Human Rights Watch has verified numerous videos of Armenians being tortured by Azeri authorities. New horrors are being added to old. A video now circulating in the region, filmed by an Azeri soldier mocking the dead, shows the mutilated corpse of a female Armenian soldier: her body has been stripped naked, her eyes have been gouged out and replaced with stones, and her head is half decapitated.
Lest anybody should doubt its intent, Azerbaijan has expended considerable labour to raze Armenia’s ancient religious heritage in areas it has seized. In any other context, we could call this murderous imperialism by its name. But in this context, we resort to polite euphemisms. Imperialism is clearly imperialism only when Europeans do it; when the Turks do it, it’s a cultural exchange programme.
Armenia is crippled also by the absence of a strong leadership. Petty domestic political machinations prompted Armen Sarkissian, Armenia’s fourth president and its most respected statesman on the international stage, to resign earlier this year. The poverty of political talent has been on glaring display ever since. At a time when Armenia needs desperately to generate international solidarity, Sarkissian’s successor as president, Vahagn Khachaturyan, handpicked by the government to rubberstamp legislation, succeeded in reducing his country to a joke by having his staff take an unauthorised photo of him in front of Queen Elizabeth’s coffin. His clownish conduct in London managed to overshadow the trip to Armenia over the weekend by Nancy Pelosi, the speaker of the US House of Representatives.

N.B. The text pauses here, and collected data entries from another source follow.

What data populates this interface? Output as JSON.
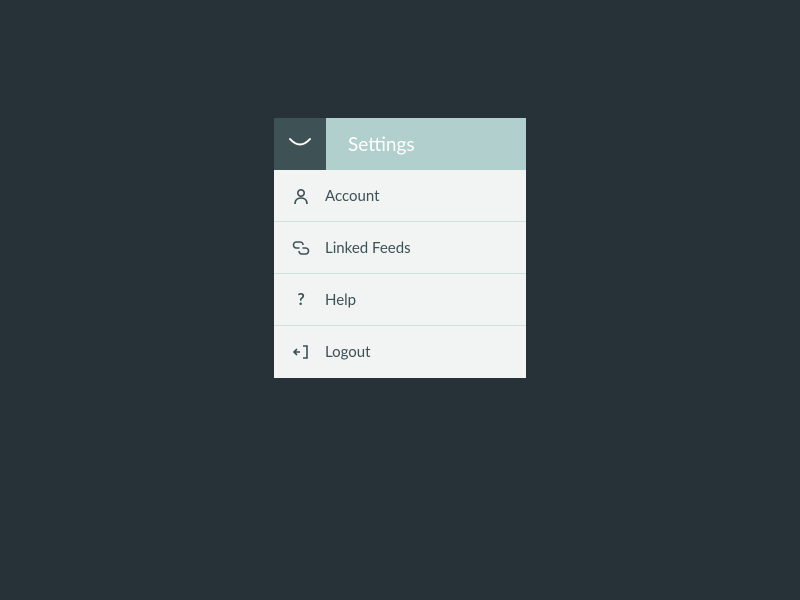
{
  "header": {
    "title": "Settings"
  },
  "menu": {
    "items": [
      {
        "label": "Account",
        "icon": "account-icon"
      },
      {
        "label": "Linked Feeds",
        "icon": "link-icon"
      },
      {
        "label": "Help",
        "icon": "help-icon"
      },
      {
        "label": "Logout",
        "icon": "logout-icon"
      }
    ]
  },
  "colors": {
    "background": "#263238",
    "headerBg": "#b1cfcc",
    "logoBg": "#3e5155",
    "panelBg": "#f1f4f3",
    "border": "#cee2e0",
    "text": "#3e5155"
  }
}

Pelosi’s visit, precipitated by the upcoming elections in US where the Armenian diaspora forms an important voting bloc, is difficult to reconcile with Europe’s squalid deal with Azerbaijan. The embrace of Aliyev doesn’t merely encourage Azerbaijan to pursue its expansionist ambitions. It also negates the West’s much advertised “values”. Every sin that can be attributed to Vladimir Putin’s Russia can also be ascribed to Aliyev’s Azerbaijan. The fortunes amassed by Azerbaijan’s ruling dynasty make many Russian oligarchs appear like demure amateurs: their property empire in the UK alone is estimated by the NGO OCCRP to be worth nearly $700 million. Aliyev’s Azerbaijan is also measurably more politically repressive than Putin’s Russia: on Freedom House’s index of civil and political liberties, it sits ten places behind Russia. And the militant nationalism espoused by the regime, steeped in ethnic hatred of the Armenians, makes its Russian counterpart appear tame in comparison. Aliyev used to maintain a museum in Baku, the Azeri capital, in which the chief exhibits were the helmets of Armenian soldiers slain by Azeri forces.
Azerbaijan, equipped and supervised by Nato member Turkey, has now butchered its way into the sovereign territory of Armenia. One of the unlikeliest democracies in Russia’s neighbourhood is not merely being brutalised. It is being forced to accede to its own extinction. The pitifully ironic thing about all this is that Europe is not going to gain much from its commercial partnership with Azerbaijan. Baku, itself dependent on imports of natural gas from Iran and Turkmenistan, is struggling to meet domestic energy demands. Besides, the Azeri gas field that is supposed to be the source of Baku’s future supplies to Europe is owned partly by Russia’s Lukoil. By paying Azerbaijan, Europe is indirectly putting wealth in Russia’s hands. Europe has fostered the illusion of energy independence from Russia. The Armenians are paying the price of its self-deception.